I've been awake for 20+ hrs. What does that mean? I just realized if BSB were Twilight characters, Brian would be Jake and Howie would be Edward based on the video for "Everybody". That's unsettling.
It's unsettling that you took the time to think about that.
so Brent and I ordered you a drink then realized you don't live here. I drank it.
So this shipmate of mine somehow managed to throw up in his back pocket.
Hit a parked car with a "property of Jesus Christ" bumper sticker. Wrote out five hail mary's and left it on the windshield.

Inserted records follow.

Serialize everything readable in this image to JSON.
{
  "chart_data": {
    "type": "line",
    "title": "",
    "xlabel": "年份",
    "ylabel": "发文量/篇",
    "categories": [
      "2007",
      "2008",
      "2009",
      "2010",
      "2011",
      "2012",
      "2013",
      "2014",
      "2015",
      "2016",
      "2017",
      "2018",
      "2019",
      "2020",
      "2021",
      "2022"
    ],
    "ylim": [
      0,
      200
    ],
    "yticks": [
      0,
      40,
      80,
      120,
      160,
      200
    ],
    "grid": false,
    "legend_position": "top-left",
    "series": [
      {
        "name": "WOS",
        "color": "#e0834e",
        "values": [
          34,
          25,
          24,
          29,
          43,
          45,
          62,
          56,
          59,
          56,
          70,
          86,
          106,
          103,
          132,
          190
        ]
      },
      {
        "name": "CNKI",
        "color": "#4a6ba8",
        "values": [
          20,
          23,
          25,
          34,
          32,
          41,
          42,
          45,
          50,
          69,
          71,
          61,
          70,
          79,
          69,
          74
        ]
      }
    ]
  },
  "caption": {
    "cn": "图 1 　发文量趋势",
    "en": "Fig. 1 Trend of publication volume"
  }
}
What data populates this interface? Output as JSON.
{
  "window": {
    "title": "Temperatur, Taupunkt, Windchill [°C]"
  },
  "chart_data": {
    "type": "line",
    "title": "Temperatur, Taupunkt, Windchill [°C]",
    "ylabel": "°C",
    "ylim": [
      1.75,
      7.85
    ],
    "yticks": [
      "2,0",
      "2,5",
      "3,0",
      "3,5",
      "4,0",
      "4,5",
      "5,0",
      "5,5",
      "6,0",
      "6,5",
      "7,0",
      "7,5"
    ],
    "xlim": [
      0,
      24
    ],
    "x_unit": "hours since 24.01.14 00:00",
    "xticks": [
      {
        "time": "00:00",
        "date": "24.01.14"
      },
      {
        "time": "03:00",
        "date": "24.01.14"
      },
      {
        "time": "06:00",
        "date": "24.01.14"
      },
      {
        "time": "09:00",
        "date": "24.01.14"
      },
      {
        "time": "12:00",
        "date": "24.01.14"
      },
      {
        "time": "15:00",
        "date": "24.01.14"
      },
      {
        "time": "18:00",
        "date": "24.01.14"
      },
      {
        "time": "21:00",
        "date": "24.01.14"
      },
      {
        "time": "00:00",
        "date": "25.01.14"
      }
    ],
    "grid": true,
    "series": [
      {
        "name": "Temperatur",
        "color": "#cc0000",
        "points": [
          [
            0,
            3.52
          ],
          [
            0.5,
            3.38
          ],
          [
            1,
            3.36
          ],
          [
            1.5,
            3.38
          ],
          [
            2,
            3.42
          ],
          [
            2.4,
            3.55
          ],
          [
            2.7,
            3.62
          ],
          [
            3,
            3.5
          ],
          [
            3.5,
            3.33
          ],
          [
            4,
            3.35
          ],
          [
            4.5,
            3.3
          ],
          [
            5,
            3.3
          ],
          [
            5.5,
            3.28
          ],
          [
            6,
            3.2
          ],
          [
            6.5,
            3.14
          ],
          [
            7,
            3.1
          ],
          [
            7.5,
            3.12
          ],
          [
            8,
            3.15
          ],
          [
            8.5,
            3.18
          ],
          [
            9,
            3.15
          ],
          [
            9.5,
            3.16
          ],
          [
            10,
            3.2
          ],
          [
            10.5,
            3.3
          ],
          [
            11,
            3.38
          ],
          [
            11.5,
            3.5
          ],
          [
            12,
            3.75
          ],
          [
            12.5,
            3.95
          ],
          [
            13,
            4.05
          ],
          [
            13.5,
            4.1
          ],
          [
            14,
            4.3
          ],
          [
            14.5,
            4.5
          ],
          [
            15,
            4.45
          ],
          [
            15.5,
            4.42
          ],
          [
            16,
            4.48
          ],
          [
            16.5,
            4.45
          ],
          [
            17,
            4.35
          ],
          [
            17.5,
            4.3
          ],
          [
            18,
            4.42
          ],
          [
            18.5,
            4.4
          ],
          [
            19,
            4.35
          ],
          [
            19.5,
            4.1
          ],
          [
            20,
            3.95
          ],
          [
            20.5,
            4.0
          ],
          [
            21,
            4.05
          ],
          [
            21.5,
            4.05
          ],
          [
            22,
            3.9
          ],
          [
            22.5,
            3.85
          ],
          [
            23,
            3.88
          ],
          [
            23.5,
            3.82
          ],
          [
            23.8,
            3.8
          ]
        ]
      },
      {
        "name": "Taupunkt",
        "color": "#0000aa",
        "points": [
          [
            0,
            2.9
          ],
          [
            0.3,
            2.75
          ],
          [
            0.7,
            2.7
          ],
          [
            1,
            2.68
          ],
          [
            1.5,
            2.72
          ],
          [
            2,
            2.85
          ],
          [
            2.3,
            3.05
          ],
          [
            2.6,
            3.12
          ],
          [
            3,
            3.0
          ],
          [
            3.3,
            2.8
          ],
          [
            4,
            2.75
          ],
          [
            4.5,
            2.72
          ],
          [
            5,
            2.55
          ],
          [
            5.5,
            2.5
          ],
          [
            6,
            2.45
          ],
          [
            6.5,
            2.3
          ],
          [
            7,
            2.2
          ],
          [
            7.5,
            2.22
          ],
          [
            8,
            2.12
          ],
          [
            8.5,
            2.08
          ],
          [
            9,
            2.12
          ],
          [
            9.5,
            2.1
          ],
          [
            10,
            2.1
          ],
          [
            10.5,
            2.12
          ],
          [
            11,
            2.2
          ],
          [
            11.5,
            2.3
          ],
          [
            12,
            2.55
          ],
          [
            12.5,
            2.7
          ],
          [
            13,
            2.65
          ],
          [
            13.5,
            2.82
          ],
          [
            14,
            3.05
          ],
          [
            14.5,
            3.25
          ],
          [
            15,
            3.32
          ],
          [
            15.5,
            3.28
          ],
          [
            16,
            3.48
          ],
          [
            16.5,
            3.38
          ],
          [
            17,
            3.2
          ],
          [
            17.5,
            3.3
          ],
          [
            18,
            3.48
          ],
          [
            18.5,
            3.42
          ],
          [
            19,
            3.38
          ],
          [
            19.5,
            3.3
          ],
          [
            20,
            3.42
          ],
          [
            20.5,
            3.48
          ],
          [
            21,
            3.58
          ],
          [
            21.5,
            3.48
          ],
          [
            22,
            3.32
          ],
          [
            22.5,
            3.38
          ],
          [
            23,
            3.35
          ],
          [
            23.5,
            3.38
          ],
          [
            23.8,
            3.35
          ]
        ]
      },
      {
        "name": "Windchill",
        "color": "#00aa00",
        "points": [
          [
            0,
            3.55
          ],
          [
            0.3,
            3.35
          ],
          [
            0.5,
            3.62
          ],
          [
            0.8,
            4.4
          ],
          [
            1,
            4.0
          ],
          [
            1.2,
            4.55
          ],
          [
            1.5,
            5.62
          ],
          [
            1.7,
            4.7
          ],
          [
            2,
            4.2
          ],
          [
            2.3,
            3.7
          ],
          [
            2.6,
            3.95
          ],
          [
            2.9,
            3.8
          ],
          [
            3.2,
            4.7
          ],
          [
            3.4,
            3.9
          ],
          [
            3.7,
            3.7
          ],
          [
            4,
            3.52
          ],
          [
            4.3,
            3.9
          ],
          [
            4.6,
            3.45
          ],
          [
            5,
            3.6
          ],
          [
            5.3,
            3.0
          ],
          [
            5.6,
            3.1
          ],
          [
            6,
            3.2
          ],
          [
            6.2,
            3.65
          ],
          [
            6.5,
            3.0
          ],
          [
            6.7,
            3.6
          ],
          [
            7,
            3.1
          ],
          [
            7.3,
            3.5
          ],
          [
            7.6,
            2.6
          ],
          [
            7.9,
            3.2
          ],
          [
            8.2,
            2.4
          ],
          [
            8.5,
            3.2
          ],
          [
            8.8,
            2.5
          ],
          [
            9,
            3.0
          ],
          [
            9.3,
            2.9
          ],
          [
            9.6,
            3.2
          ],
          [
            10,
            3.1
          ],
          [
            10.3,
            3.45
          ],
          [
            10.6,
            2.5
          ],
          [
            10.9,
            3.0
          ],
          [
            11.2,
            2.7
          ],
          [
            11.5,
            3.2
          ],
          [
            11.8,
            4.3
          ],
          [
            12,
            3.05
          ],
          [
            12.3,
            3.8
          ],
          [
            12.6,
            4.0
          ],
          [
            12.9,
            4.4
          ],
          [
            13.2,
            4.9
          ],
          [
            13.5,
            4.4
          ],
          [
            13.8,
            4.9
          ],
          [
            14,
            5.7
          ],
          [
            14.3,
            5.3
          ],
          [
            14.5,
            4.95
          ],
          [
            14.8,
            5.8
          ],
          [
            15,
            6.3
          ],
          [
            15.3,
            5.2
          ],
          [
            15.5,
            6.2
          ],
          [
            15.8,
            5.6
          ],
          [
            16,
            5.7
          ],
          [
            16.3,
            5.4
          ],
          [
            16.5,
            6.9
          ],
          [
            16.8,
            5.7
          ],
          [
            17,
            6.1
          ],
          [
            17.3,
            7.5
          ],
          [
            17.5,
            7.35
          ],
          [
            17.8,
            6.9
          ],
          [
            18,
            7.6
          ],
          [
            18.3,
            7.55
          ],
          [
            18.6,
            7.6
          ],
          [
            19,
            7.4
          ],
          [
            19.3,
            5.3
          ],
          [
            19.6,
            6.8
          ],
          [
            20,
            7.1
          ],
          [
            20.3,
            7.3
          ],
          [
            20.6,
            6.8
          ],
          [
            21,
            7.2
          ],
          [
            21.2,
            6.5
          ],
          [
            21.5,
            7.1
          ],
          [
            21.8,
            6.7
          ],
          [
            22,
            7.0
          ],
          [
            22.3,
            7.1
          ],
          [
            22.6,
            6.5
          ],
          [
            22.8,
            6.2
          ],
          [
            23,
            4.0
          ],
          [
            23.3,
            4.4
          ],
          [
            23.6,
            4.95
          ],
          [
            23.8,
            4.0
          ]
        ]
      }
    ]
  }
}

Just took a final in the room where I lost my virginity. I think it was god luck.
Come over. Drunk tacos.
That isn't even a sentence.
I kept the important parts.
some girl just asked me if I was that guy that hooked up with nine girls in one night. officially a local celebrity. gonna try and autograph her boobs.
she found out just an hour ago that she might have cervical cancer. either way we're watching 50/50 and taking a shot of patron anytime anyone says cancer.
I'd just like to inform all involved that walking into a liquor store holding a milk crate at the beginning of a night as stock ends badly
All three of my roommates have their significant others over. We're all hanging out in the living room. It's like I'm the trifecta of third-wheeling
Please don't pee your pants in the cab. One more time, and im pretty sure the cab companies will refuse to pick you up anymore
hitting rock bottom is getting taziki in your hair & simply putting it in a bun instead of actually dealing with it, just like your problems
I would say that that is the last time I ever drink a bottle of jack in two hours, but really who am I kidding?
Woke up next to a half eaten Philly Cheesesteak. Honestly probably one of the top 3 things I've ever woken up next to.
How many Hail Marys does a girl need to say to get some quality nudes?